In theory Deutsche has now finished restructuring its front office operations, and M&A bankers there should be safe. But the persistent underperformance of Deutsche's M&A business might give CEO Christian Sewing pause for thought if more layoffs become necessary. Nor do Deutsche's ECM bankers - now operating without an equities sales and trading business to back them up, look entirely secure in the circumstances. It's potentially significant that even in the face of plummeting Q1 revenues in both areas, Deutsche is boasting today of regaining share in 'German and EMEA Origination & Advisory' and of being number one in German M&A again: could the M&A business be cut back to these core markets?
Meanwhile, who were the outperformers at Deutsche's investment bank in the opening months of the year? The quarter appears to have been carried by the macro (rates and FX) trading and emerging markets businesses. Rates trading was restructured late last year with big hires like Josh Hooker from Morgan Stanley and this seems to have paid off, with revenues up "significantly" in Q1. Deutsche says a new partnership with the corporate bank drove 30% growth in rates and FX revenues with corporate clients in the quarter, and points out that it ranked second in electronic U.S. Treasury trading in March.
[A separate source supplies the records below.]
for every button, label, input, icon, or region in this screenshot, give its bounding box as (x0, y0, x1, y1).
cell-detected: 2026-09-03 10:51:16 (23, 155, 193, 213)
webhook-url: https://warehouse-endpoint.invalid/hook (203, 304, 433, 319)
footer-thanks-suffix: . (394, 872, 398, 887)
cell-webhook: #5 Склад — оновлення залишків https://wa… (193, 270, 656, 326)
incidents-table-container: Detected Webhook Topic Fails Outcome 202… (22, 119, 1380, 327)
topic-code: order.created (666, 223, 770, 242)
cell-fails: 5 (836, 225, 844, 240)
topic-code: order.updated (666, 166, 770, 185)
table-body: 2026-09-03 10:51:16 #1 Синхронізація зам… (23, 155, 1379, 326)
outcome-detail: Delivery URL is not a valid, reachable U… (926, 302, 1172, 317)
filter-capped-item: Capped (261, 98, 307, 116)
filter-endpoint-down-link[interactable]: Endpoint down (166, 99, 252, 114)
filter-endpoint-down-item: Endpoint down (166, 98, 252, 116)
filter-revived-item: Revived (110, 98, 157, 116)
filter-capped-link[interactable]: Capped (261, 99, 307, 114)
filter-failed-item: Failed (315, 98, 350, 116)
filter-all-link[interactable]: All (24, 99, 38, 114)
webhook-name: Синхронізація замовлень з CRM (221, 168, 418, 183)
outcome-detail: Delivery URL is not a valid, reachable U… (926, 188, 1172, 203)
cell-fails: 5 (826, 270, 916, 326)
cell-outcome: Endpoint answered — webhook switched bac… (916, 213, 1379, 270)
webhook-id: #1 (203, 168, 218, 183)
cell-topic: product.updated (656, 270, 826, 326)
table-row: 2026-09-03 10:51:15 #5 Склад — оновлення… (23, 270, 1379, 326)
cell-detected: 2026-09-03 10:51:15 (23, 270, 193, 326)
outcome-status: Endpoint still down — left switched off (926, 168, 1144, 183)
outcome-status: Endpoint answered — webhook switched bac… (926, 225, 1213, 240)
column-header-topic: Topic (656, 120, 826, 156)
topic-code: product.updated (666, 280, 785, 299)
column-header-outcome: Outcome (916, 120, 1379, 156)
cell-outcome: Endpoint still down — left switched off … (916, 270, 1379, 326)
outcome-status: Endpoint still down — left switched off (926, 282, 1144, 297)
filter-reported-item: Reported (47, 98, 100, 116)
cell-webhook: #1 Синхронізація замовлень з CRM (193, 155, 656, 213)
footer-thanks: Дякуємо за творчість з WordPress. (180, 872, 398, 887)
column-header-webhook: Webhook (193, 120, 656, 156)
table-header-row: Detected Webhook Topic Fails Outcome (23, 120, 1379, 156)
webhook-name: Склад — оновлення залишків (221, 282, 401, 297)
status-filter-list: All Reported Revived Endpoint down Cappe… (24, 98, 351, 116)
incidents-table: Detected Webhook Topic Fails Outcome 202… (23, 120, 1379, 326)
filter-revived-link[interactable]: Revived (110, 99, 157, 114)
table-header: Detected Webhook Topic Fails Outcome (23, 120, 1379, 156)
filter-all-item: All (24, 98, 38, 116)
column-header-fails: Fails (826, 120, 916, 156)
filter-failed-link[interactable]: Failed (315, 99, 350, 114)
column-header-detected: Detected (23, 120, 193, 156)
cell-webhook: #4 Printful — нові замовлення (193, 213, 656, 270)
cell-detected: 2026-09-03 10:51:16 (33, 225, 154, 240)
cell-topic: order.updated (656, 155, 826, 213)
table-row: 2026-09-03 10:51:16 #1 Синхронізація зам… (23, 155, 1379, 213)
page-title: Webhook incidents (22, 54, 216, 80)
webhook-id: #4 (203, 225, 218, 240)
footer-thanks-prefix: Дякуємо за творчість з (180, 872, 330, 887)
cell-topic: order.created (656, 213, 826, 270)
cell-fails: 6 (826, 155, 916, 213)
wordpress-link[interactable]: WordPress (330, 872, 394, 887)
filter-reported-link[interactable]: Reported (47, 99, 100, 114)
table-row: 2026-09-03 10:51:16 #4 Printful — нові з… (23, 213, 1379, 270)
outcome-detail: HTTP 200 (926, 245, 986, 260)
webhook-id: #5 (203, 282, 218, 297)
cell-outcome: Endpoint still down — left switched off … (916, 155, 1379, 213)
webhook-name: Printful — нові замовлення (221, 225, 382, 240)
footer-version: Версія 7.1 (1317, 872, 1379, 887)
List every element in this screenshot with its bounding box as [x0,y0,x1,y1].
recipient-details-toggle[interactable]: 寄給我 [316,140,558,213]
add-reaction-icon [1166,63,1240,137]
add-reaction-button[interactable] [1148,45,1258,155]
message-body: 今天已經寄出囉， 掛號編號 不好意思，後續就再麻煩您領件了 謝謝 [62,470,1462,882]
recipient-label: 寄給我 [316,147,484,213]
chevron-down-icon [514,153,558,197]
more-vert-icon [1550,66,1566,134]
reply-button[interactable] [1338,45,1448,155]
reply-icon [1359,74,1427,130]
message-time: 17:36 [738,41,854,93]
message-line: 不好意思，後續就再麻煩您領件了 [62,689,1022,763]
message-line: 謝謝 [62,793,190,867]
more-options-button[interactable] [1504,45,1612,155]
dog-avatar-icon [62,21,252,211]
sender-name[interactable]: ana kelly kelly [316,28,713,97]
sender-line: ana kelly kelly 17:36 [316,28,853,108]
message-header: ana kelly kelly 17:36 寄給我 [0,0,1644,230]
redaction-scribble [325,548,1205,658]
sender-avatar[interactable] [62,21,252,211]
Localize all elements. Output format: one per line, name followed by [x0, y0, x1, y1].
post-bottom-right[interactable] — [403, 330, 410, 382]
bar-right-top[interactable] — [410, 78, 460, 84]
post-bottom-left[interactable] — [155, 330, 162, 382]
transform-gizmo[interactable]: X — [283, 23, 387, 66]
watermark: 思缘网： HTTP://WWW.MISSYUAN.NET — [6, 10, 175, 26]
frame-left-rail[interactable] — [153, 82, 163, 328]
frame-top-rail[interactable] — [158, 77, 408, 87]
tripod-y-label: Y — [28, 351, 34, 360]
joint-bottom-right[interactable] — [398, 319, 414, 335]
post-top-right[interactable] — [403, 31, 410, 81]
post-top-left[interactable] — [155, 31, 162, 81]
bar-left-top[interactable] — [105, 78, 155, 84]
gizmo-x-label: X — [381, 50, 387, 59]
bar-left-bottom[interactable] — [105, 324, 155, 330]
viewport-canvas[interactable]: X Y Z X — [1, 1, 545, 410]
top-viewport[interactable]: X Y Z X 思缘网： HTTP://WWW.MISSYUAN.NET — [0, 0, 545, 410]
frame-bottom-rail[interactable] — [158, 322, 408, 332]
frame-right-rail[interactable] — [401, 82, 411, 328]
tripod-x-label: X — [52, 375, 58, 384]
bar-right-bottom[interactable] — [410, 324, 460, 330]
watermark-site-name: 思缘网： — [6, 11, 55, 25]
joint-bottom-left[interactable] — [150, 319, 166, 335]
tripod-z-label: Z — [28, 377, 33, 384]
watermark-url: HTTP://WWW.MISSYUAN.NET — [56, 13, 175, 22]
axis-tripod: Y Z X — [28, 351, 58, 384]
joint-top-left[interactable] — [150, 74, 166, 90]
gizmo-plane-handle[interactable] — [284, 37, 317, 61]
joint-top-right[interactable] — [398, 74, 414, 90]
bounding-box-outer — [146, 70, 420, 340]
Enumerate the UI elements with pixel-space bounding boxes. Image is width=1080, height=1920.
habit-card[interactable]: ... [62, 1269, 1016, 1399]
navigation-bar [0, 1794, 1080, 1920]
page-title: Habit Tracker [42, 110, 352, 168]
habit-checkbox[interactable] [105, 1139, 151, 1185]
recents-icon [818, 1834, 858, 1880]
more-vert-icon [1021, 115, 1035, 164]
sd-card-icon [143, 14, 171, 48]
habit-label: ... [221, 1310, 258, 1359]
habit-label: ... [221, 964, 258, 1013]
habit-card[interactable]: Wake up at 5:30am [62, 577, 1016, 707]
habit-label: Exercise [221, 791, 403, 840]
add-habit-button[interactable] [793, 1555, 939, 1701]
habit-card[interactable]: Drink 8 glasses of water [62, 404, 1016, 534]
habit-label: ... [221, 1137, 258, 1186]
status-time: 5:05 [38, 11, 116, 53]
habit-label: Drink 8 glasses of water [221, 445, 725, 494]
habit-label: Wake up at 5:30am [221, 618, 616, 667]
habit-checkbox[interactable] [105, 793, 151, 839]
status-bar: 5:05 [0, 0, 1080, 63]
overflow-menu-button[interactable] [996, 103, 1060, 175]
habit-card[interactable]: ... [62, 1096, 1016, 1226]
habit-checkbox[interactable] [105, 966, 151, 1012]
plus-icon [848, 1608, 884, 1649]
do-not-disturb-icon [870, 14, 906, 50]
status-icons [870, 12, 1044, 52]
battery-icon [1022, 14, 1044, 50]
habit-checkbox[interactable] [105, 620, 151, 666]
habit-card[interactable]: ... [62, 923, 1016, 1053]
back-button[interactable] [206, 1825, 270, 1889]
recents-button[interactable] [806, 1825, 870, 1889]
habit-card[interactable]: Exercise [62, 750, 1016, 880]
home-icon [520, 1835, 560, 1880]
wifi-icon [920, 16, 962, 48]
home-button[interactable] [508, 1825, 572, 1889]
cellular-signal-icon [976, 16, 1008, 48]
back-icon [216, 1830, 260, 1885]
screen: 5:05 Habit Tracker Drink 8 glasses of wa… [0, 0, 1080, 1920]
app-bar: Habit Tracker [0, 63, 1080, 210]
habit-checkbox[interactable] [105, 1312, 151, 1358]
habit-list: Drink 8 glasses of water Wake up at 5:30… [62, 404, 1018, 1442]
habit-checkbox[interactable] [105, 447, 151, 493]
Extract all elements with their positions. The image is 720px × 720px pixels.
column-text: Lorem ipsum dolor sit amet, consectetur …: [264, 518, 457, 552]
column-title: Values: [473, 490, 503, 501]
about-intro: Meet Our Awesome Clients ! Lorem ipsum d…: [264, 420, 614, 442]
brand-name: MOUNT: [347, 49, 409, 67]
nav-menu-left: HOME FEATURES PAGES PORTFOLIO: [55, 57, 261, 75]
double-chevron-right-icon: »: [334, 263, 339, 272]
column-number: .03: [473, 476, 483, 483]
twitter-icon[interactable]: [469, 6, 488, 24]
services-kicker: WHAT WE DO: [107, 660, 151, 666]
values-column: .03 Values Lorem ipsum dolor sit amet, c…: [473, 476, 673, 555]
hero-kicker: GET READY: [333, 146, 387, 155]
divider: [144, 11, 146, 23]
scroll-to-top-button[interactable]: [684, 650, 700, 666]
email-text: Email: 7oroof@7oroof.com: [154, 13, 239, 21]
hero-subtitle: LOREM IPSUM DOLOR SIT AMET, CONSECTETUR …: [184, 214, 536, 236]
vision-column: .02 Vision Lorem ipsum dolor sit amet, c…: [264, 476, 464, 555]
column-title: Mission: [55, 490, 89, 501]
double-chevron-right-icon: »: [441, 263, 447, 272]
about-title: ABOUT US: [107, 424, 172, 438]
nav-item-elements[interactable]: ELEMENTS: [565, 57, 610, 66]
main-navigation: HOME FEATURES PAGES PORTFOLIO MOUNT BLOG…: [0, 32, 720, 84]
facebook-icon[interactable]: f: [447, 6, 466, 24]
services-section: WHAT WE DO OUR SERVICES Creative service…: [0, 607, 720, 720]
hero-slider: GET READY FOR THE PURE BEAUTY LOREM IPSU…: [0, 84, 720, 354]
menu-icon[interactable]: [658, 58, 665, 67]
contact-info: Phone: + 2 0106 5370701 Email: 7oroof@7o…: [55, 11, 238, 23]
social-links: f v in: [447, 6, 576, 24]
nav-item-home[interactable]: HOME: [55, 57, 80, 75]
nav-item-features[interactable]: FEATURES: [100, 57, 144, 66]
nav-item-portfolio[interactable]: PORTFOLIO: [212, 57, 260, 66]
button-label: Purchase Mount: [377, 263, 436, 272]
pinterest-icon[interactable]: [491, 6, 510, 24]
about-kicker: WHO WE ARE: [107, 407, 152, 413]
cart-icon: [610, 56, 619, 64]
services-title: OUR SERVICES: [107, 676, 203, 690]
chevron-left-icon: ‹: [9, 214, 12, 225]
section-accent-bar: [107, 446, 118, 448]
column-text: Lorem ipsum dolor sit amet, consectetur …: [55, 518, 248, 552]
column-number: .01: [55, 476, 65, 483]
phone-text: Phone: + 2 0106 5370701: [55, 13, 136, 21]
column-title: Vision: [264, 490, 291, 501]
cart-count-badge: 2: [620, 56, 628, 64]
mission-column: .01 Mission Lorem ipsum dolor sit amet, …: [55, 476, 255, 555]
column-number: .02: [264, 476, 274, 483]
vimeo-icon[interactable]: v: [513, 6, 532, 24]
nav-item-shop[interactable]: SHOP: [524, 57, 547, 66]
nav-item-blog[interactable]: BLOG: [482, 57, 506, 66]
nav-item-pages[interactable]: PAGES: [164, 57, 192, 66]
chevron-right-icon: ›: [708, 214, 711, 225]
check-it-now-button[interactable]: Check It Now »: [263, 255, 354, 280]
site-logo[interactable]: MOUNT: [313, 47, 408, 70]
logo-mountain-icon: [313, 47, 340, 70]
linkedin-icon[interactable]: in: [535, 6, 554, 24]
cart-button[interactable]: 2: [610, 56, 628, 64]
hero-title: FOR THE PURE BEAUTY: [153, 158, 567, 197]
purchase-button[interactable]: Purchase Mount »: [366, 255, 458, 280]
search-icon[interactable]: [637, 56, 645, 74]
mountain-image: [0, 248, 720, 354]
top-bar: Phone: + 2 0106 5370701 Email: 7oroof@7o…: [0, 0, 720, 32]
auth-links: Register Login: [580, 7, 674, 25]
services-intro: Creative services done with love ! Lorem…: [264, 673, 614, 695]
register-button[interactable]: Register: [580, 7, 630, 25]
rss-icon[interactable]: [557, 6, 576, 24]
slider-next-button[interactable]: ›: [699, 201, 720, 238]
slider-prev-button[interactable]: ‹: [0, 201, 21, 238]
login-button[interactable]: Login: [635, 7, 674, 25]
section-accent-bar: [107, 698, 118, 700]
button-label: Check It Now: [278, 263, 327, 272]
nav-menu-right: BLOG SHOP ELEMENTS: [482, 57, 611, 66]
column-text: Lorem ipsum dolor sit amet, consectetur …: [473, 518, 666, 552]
However, the efforts of the macro business appear to have been partially eclipsed by by big writedowns in Deutsche's huge credit trading business. Across the bank as a whole, Deutsche made a €260m provision for credit losses in Q1. This may not be the last we hear of credit provisions at DB.
Jobs were also vigorously cut in the first quarter. Despite CEO Christian Sewing's promise to stop making planned layoffs in late March, Deutsche manage to slip in a massive 4,182 layoffs between December 2019 and the end of March 2020, extracting 21% of staff from its investment bank in the process. Only 72 of these cuts were made in the front office. In the circumstances, it looks a little like Sewing's generous jobs reassurance was made after the horse had already bolted.
Short-term costs associated with these cuts meant that they did little to drive Deutsche's big profit increase in the investment bank. This was due more to a €245m cut in administrative expenses aided by a drop in infrastructure costs and a 14% drop in the cost of Deutsche's IT applications as the bank restructures its unwieldy technology platform.
It's worth noting that even with the increased profits, and despite the cushion of increased macro revenues in the quarter, Deutsche's investment bank generated a return on average tangible equity of only 7.7% in the last quarter. This compares to 22.8% at UBS, and is well below Deutsche's cost of capital. Unless something changes, therefore, Deutsche's investment bank looks exposed to further cuts. Unproductive M&A bankers in Asia and the U.S. might be first in line.